Some notations for the question: $w_{ij}^l$ is the weight connecting ith neuron of the layer l to the jth neuron of the layer $l-1$. $z_i^l$ is the activation of ith neuron in the layer l (for simplicity, assume linear activation function). e is the error function.
My professor of deep learning has written the following expression in gradient calculation: \begin{equation} \nabla_{w_{11}^{2}}e = \frac{\partial e}{\partial z_1^2} \frac{\partial z_1^2}{\partial w_{11}^2} \end{equation}.

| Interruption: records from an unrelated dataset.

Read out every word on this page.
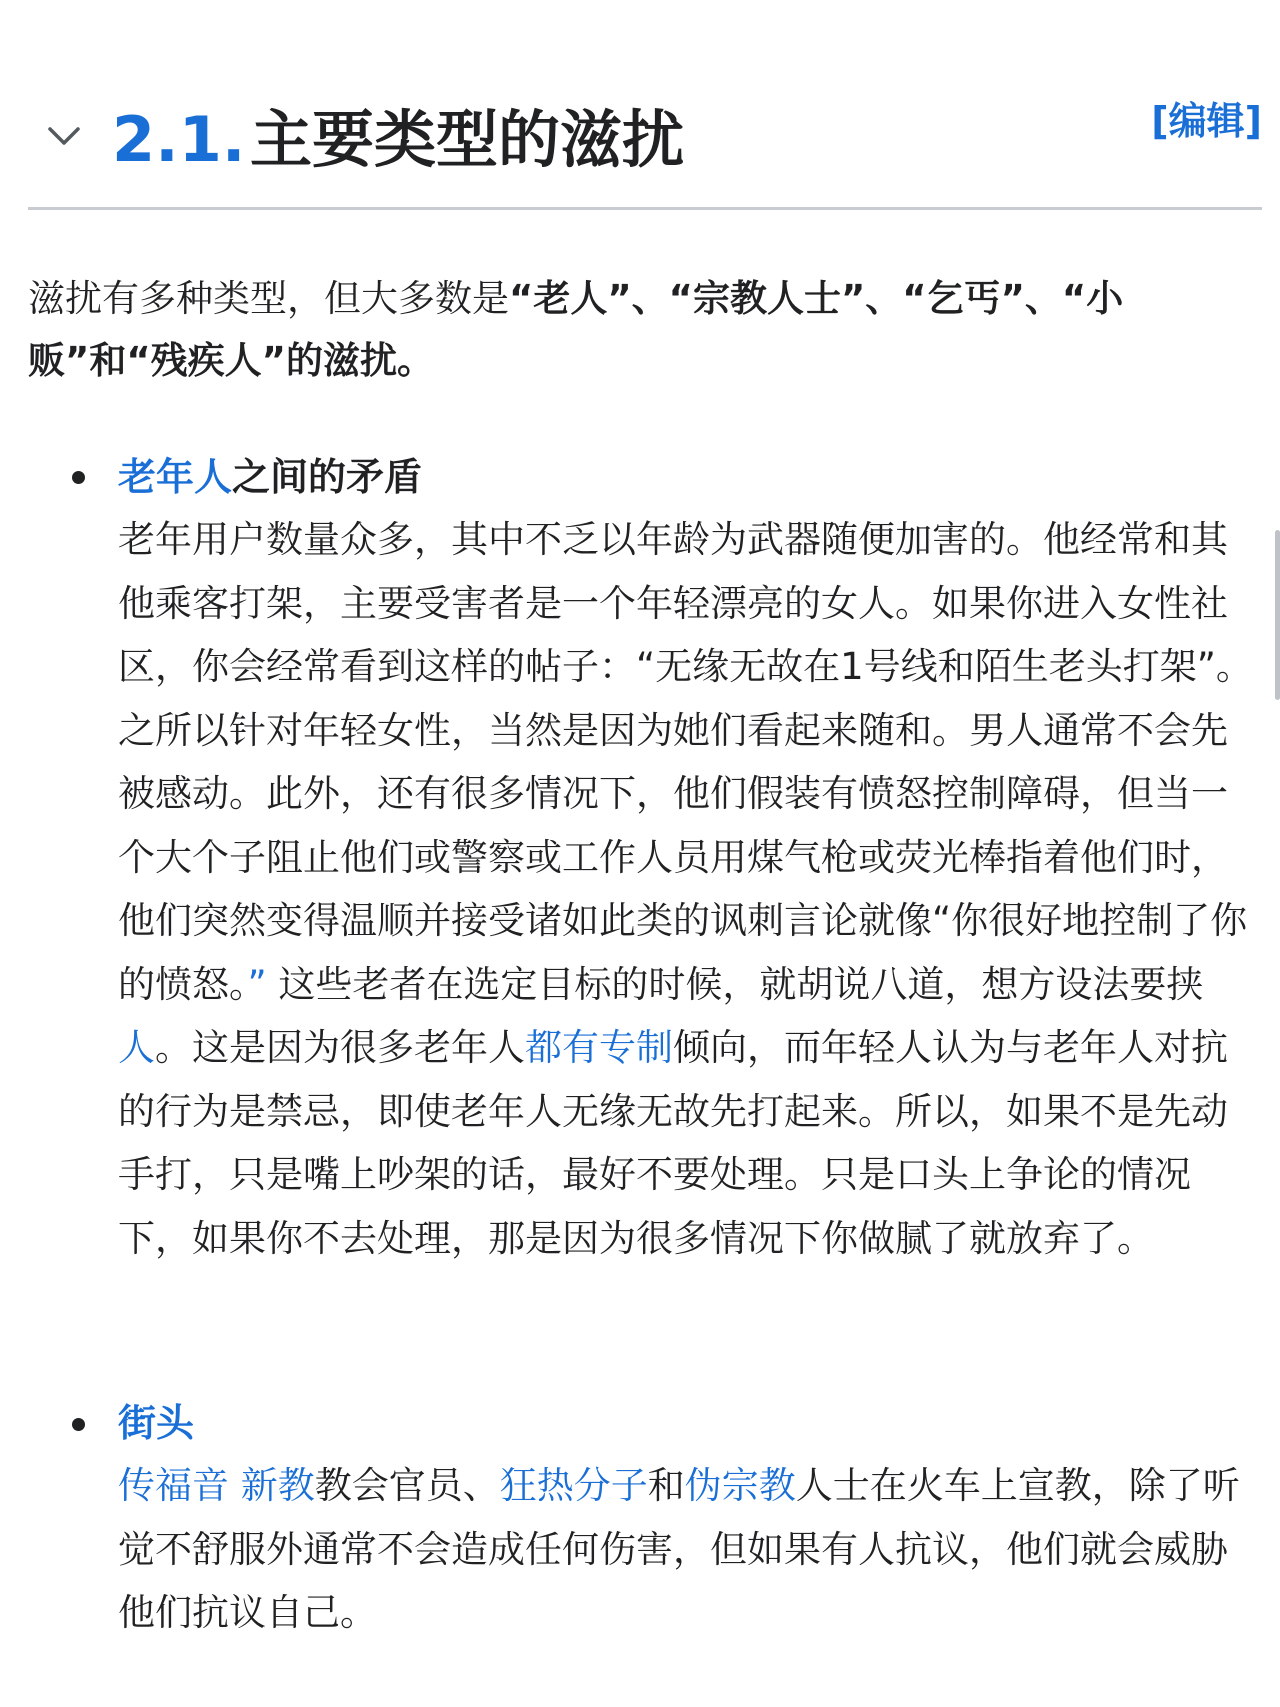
2.1. 主要类型的滋扰	[编辑]
滋扰有多种类型，但大多数是“老人”、“宗教人士”、“乞丐”、“小贩”和“残疾人”的滋扰。
老年人之间的矛盾
老年用户数量众多，其中不乏以年龄为武器随便加害的。他经常和其他乘客打架，主要受害者是一个年轻漂亮的女人。如果你进入女性社区，你会经常看到这样的帖子：“无缘无故在1号线和陌生老头打架”。之所以针对年轻女性，当然是因为她们看起来随和。男人通常不会先被感动。此外，还有很多情况下，他们假装有愤怒控制障碍，但当一个大个子阻止他们或警察或工作人员用煤气枪或荧光棒指着他们时，他们突然变得温顺并接受诸如此类的讽刺言论就像“你很好地控制了你的愤怒。” 这些老者在选定目标的时候，就胡说八道，想方设法要挟人。这是因为很多老年人都有专制倾向，而年轻人认为与老年人对抗的行为是禁忌，即使老年人无缘无故先打起来。所以，如果不是先动手打，只是嘴上吵架的话，最好不要处理。只是口头上争论的情况下，如果你不去处理，那是因为很多情况下你做腻了就放弃了。
街头
传福音 新教教会官员、狂热分子和伪宗教人士在火车上宣教，除了听觉不舒服外通常不会造成任何伤害，但如果有人抗议，他们就会威胁他们抗议自己。
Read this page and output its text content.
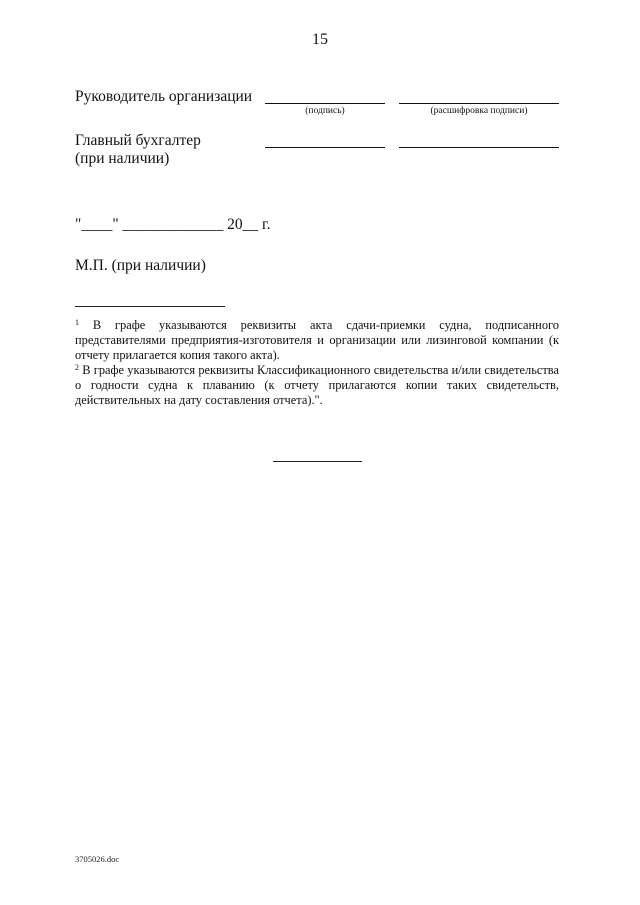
15
Руководитель организации
(подпись)	(расшифровка подписи)
Главный бухгалтер
(при наличии)
"____" _____________ 20__ г.
М.П. (при наличии)
$^1$ В графе указываются реквизиты акта сдачи-приемки судна, подписанного представителями предприятия-изготовителя и организации или лизинговой компании (к отчету прилагается копия такого акта).
$^2$ В графе указываются реквизиты Классификационного свидетельства и/или свидетельства о годности судна к плаванию (к отчету прилагаются копии таких свидетельств, действительных на дату составления отчета).".
3705026.doc
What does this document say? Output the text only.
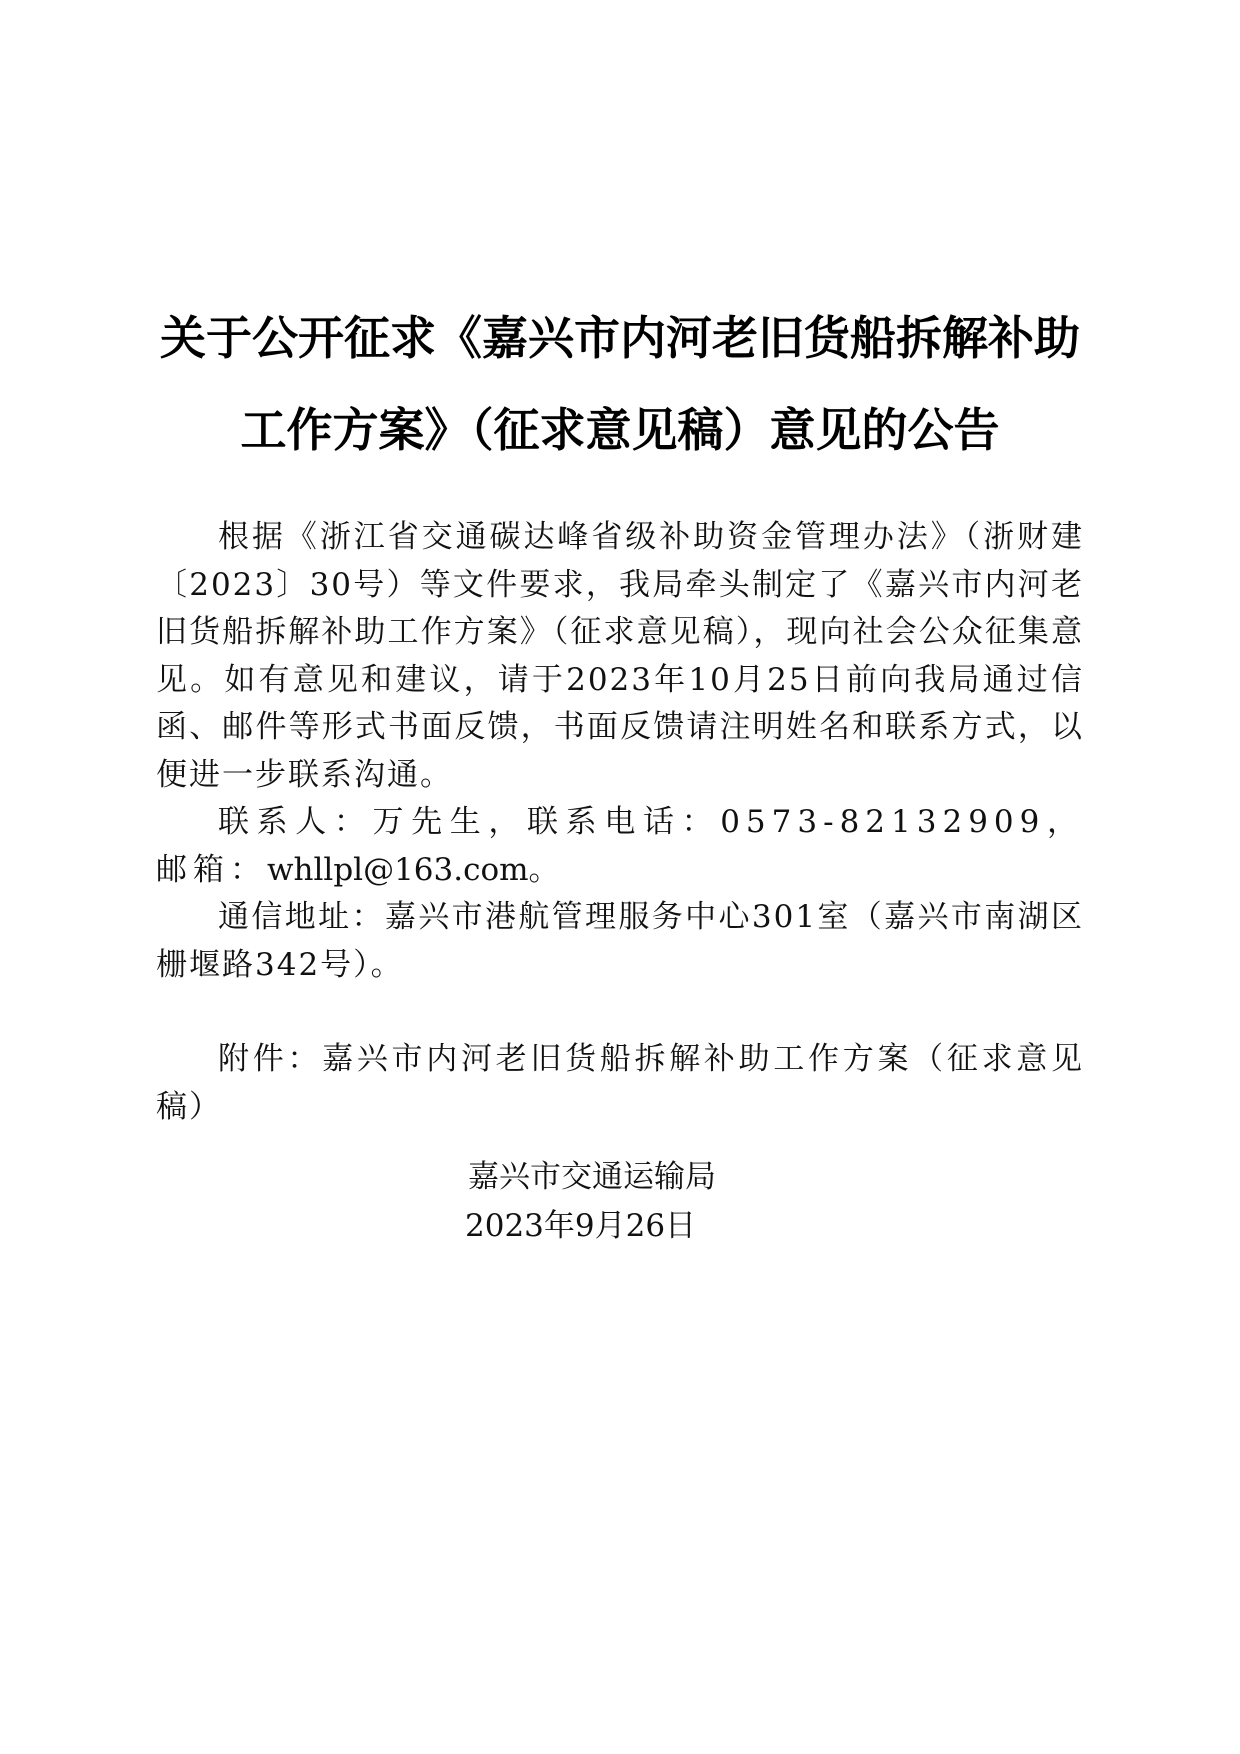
关于公开征求《嘉兴市内河老旧货船拆解补助
工作方案》（征求意见稿）意见的公告

根据《浙江省交通碳达峰省级补助资金管理办法》（浙财建〔2023〕30号）等文件要求，我局牵头制定了《嘉兴市内河老旧货船拆解补助工作方案》（征求意见稿），现向社会公众征集意见。如有意见和建议，请于2023年10月25日前向我局通过信函、邮件等形式书面反馈，书面反馈请注明姓名和联系方式，以便进一步联系沟通。

联系人：万先生，联系电话：0573-82132909，邮箱：whllpl@163.com。

通信地址：嘉兴市港航管理服务中心301室（嘉兴市南湖区栅堰路342号）。

附件：嘉兴市内河老旧货船拆解补助工作方案（征求意见稿）

嘉兴市交通运输局
2023年9月26日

However, according to the multivariate chain rule: $\frac{\partial z}{\partial x_i} = \sum_j \frac{\partial z}{\partial y_j}\frac{\partial y_j}{\partial x_i}$
For example, in calculation of $\frac{\partial{e}}{\partial{w_{11}^2}}$, we'll have it equal to $\sum_j \frac{\partial{e}}{\partial{z_j}} \frac{\partial{z_j}}{\partial{w_{11}^2}}$. For most $z_j$s, the second derivative in the summation is zero, but for the third layer, $z_1^3$ we'll actually be affected by the change in the weight $w_{11}^2$, and hence will have non-zero partial derivative. Am I missing something?